Ausstellung von Bert Praxenthaler in der Säulenhalle
Was ist Schein, was ist Sein? Der Bildhauer Bert Praxenthaler kehrte das Innere nach Außen und präsentierte vom 12.01. – 28.01.2007 in der Säulenhalle am Stadttheater Landsberg seine Kunst. Gezeigt wurden fünf figürliche und acht abstrakte Werke, insbesondere aus den Materialien Holz, Metall und Stuck. Da für den vielseitigen Künstler das Interdisziplinäre in der Kunst wesentlich ist, wurde die Ausstellung mit Methoden der multimedialen und der Videokunst vervollkommnet.

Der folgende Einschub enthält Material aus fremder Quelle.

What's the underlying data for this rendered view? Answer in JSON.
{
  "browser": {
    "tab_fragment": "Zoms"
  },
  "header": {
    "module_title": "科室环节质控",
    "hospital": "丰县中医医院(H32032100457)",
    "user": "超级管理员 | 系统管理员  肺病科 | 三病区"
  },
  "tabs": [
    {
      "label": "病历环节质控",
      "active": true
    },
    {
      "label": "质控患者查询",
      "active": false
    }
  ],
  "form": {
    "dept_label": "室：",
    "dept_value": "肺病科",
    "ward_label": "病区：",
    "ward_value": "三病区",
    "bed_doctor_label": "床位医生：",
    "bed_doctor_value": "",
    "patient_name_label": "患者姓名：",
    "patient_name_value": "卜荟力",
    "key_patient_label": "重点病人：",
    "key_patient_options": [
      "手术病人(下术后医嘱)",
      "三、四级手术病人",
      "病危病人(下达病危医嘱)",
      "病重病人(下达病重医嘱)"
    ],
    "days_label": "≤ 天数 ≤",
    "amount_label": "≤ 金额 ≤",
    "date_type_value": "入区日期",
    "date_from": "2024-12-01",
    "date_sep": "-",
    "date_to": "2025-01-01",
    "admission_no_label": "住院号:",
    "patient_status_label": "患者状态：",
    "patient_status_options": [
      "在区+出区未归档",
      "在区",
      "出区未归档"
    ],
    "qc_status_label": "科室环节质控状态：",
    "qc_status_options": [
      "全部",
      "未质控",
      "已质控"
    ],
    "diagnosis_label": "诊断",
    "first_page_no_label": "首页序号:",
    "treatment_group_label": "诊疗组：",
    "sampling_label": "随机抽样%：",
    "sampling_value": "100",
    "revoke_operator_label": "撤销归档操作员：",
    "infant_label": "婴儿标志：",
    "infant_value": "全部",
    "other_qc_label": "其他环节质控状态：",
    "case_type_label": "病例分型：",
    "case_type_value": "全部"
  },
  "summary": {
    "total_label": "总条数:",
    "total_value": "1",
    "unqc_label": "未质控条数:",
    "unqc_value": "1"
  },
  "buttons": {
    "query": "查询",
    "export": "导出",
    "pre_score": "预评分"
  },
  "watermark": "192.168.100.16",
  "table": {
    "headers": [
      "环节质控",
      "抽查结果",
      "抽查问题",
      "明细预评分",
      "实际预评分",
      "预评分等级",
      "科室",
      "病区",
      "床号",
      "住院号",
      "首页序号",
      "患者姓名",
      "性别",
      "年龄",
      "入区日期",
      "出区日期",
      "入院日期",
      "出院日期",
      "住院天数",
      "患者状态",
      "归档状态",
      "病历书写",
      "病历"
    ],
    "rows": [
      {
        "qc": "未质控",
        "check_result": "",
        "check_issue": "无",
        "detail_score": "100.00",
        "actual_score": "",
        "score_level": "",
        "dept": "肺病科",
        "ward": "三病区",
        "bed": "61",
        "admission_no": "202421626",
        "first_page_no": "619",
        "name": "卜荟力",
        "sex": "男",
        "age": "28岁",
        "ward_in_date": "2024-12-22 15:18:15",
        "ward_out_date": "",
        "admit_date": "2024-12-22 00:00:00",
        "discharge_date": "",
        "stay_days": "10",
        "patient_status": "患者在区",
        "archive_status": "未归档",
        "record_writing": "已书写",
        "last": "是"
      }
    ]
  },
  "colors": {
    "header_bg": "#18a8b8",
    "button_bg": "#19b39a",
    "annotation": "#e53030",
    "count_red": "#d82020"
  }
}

Die Werke Praxenthalers bezogen sich auf aktuelle Themen des Zeitgeschehens. Auffällig war eine riesige Skulptur eines mächtigen Mannes in triumphaler Geste, dessen Rücken bereits zerfressen von Maden und Würmern war. Gegenüber befanden sich die abstrakten Werke von dreidimensionalen geometrischen Figuren in Form von Sternen. Auch hier ist das Innere zerfressen von Krankheit und Maden.

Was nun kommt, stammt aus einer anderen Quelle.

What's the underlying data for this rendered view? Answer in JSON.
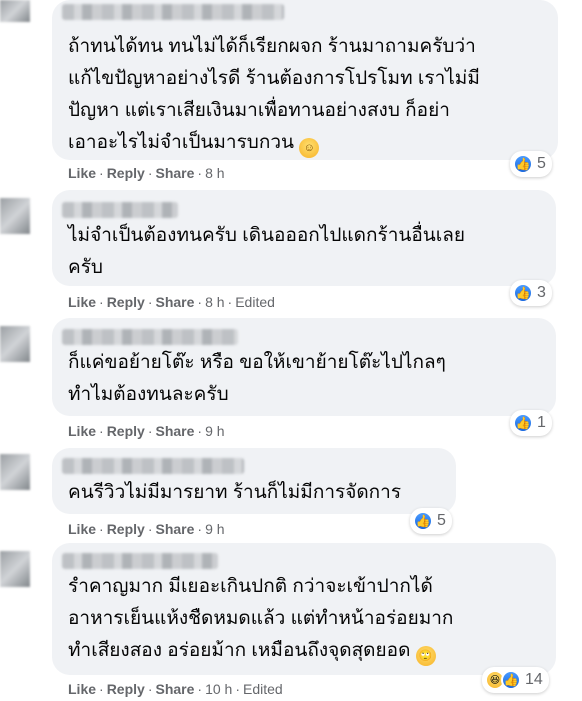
{
  "comments": [
    {
      "text": "ถ้าทนได้ทน ทนไม่ได้ก็เรียกผจก ร้านมาถามครับว่า\nแก้ไขปัญหาอย่างไรดี ร้านต้องการโปรโมท เราไม่มี\nปัญหา แต่เราเสียเงินมาเพื่อทานอย่างสงบ ก็อย่า\nเอาอะไรไม่จำเป็นมารบกวน",
      "emoji": "grinning-face-emoji",
      "like": "Like",
      "reply": "Reply",
      "share": "Share",
      "time": "8 h",
      "edited": "",
      "reactions": {
        "icons": [
          "like-icon"
        ],
        "count": "5"
      }
    },
    {
      "text": "ไม่จำเป็นต้องทนครับ เดินอออกไปแดกร้านอื่นเลย\nครับ",
      "emoji": "",
      "like": "Like",
      "reply": "Reply",
      "share": "Share",
      "time": "8 h",
      "edited": "Edited",
      "reactions": {
        "icons": [
          "like-icon"
        ],
        "count": "3"
      }
    },
    {
      "text": "ก็แค่ขอย้ายโต๊ะ หรือ ขอให้เขาย้ายโต๊ะไปไกลๆ\nทำไมต้องทนละครับ",
      "emoji": "",
      "like": "Like",
      "reply": "Reply",
      "share": "Share",
      "time": "9 h",
      "edited": "",
      "reactions": {
        "icons": [
          "like-icon"
        ],
        "count": "1"
      }
    },
    {
      "text": "คนรีวิวไม่มีมารยาท ร้านก็ไม่มีการจัดการ",
      "emoji": "",
      "like": "Like",
      "reply": "Reply",
      "share": "Share",
      "time": "9 h",
      "edited": "",
      "reactions": {
        "icons": [
          "like-icon"
        ],
        "count": "5"
      }
    },
    {
      "text": "รำคาญมาก มีเยอะเกินปกติ กว่าจะเข้าปากได้\nอาหารเย็นแห้งชืดหมดแล้ว แต่ทำหน้าอร่อยมาก\nทำเสียงสอง อร่อยม้าก เหมือนถึงจุดสุดยอด",
      "emoji": "rolling-eyes-emoji",
      "like": "Like",
      "reply": "Reply",
      "share": "Share",
      "time": "10 h",
      "edited": "Edited",
      "reactions": {
        "icons": [
          "haha-icon",
          "like-icon"
        ],
        "count": "14"
      }
    }
  ]
}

Mit kritischem Blick wurden die Missstände unserer Zeit offenbart. Drastisch bringt der Künstler dies mit einer Darstellung über den Krieg zum Ausdruck. Hier wird das Rasenstück von Dürer zu einem gefährlichen Versteck für eine Landmine. Opfer ist ein kleiner Junge, der auf dem friedlich anmutenden Rasen liegt und vor Schreck gelähmt sein abgerissenes Bein entsetzt anstarrt.
Die Ausstellung erschüttert, macht betroffen und neugierig zugleich. Was verbirgt sich dahinter? Der Betrachter wurde aufgefordert, sich mit den Werken auseinander zu setzen und über seine eigenen Empfindungen nachzudenken.